Area residents rallied in support of keeping the cross, with hundreds placing white crosses in their own yards. Johnson vowed not to capitulate to the atheist demands.
“I want to make it perfectly clear to the citizens of Port Neches specifically that this mayor and this city council will not fold, it will not bend, it will not roll over,” he told reporters. “We’re going to fight this all the way. And if it goes to court, then it goes to court. And we’ll fight it there as well.”
But according to reports, the city has been considering its options, and decided to sell the plot of land surrounding the cross to a local church, which would then make the area owned by a private entity. Both the cross and a 20 x 20 space surrounding the monument were purchased by First United Methodist Church of Port Neches.
“We found a section in the local government code that allows the sale of property to a religious organization, as long as that organization owns land within the municipality and there’s an agreement to revitalize that land,” Port Neches City Attorney Lance Bradley told 12News Now.
“I don’t think we’d categorize it in any particular manner,” City Manager Andre Wimer also stated. “We looked at a number of options and this is the direction that city council decided to proceed.”
FFRF considers the sale a “victory,” but said that it is investigating the sale further as it is skeptical about the plot of land selling for only $100.

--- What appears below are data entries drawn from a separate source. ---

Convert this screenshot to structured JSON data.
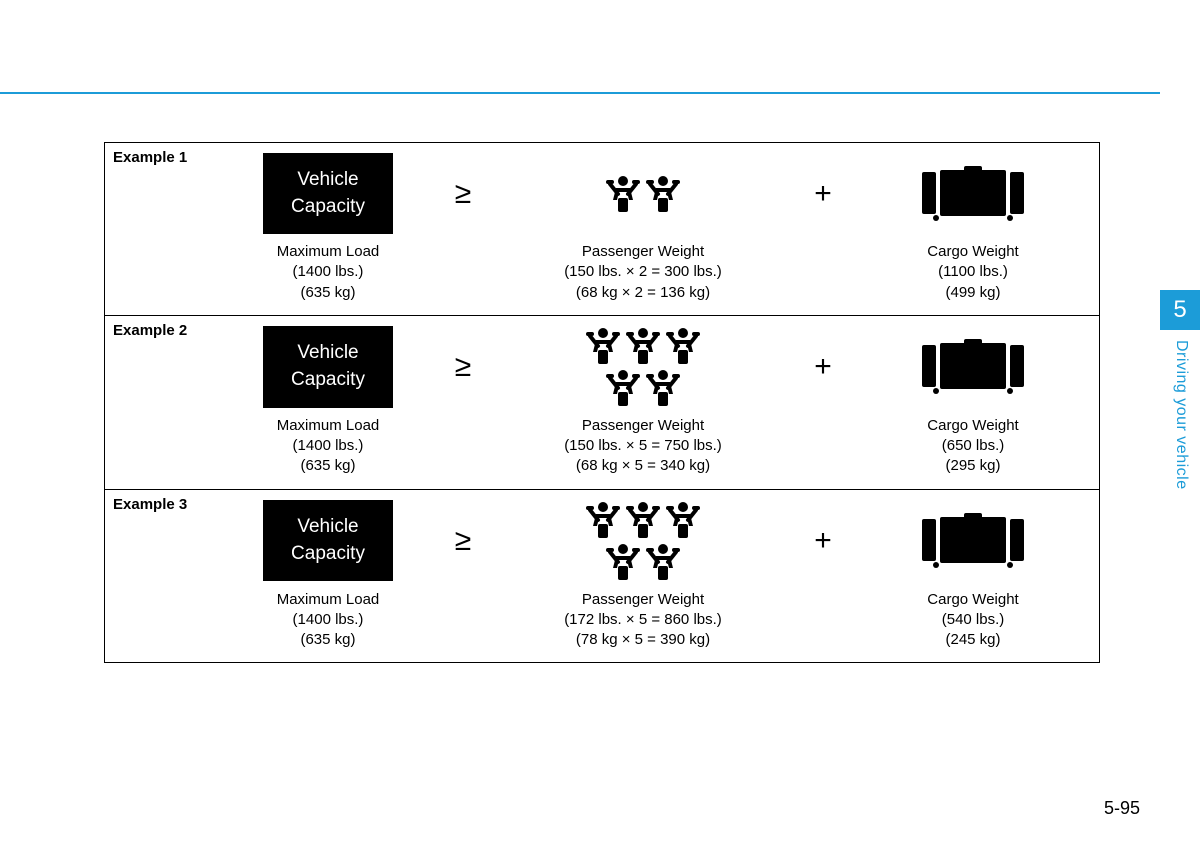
{
  "chapter_tab": "5",
  "side_label": "Driving your vehicle",
  "page_number": "5-95",
  "vehicle_capacity_label_line1": "Vehicle",
  "vehicle_capacity_label_line2": "Capacity",
  "gte": "≥",
  "plus": "+",
  "rows": [
    {
      "label": "Example 1",
      "passenger_rows": [
        2
      ],
      "max_load": {
        "title": "Maximum Load",
        "l1": "(1400 lbs.)",
        "l2": "(635 kg)"
      },
      "pass_wt": {
        "title": "Passenger Weight",
        "l1": "(150 lbs. × 2 = 300 lbs.)",
        "l2": "(68 kg × 2 = 136 kg)"
      },
      "cargo_wt": {
        "title": "Cargo Weight",
        "l1": "(1100 lbs.)",
        "l2": "(499 kg)"
      }
    },
    {
      "label": "Example 2",
      "passenger_rows": [
        3,
        2
      ],
      "max_load": {
        "title": "Maximum Load",
        "l1": "(1400 lbs.)",
        "l2": "(635 kg)"
      },
      "pass_wt": {
        "title": "Passenger Weight",
        "l1": "(150 lbs. × 5 = 750 lbs.)",
        "l2": "(68 kg × 5 = 340 kg)"
      },
      "cargo_wt": {
        "title": "Cargo Weight",
        "l1": "(650 lbs.)",
        "l2": "(295 kg)"
      }
    },
    {
      "label": "Example 3",
      "passenger_rows": [
        3,
        2
      ],
      "max_load": {
        "title": "Maximum Load",
        "l1": "(1400 lbs.)",
        "l2": "(635 kg)"
      },
      "pass_wt": {
        "title": "Passenger Weight",
        "l1": "(172 lbs. × 5 = 860 lbs.)",
        "l2": "(78 kg × 5 = 390 kg)"
      },
      "cargo_wt": {
        "title": "Cargo Weight",
        "l1": "(540 lbs.)",
        "l2": "(245 kg)"
      }
    }
  ],
  "colors": {
    "accent": "#1c9cd8"
  }
}
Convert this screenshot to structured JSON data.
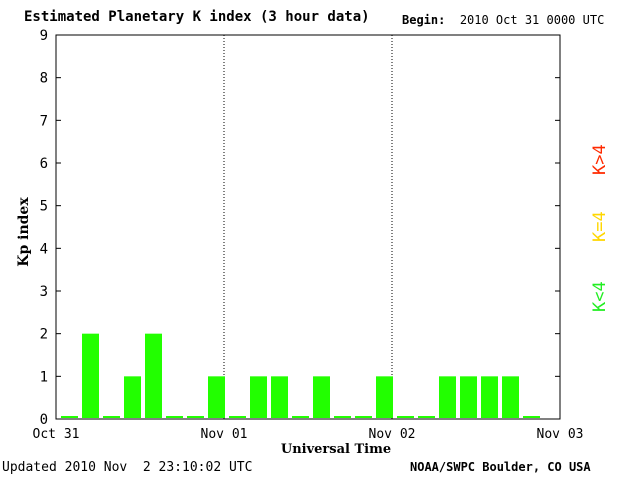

“The action to remove the Christian symbol from the public park is certainly a step in the right direction,” attorney Rebecca Markert told local television station KDFM. “FFRF will be looking into the details of the land sale to ensure the law was followed. If it is determined that the sale did not go through the proper process and the purpose was to save a religious symbol, then it’s not a closed case.”
Area residents state that they are glad that the cross will remain in Riverfront Park.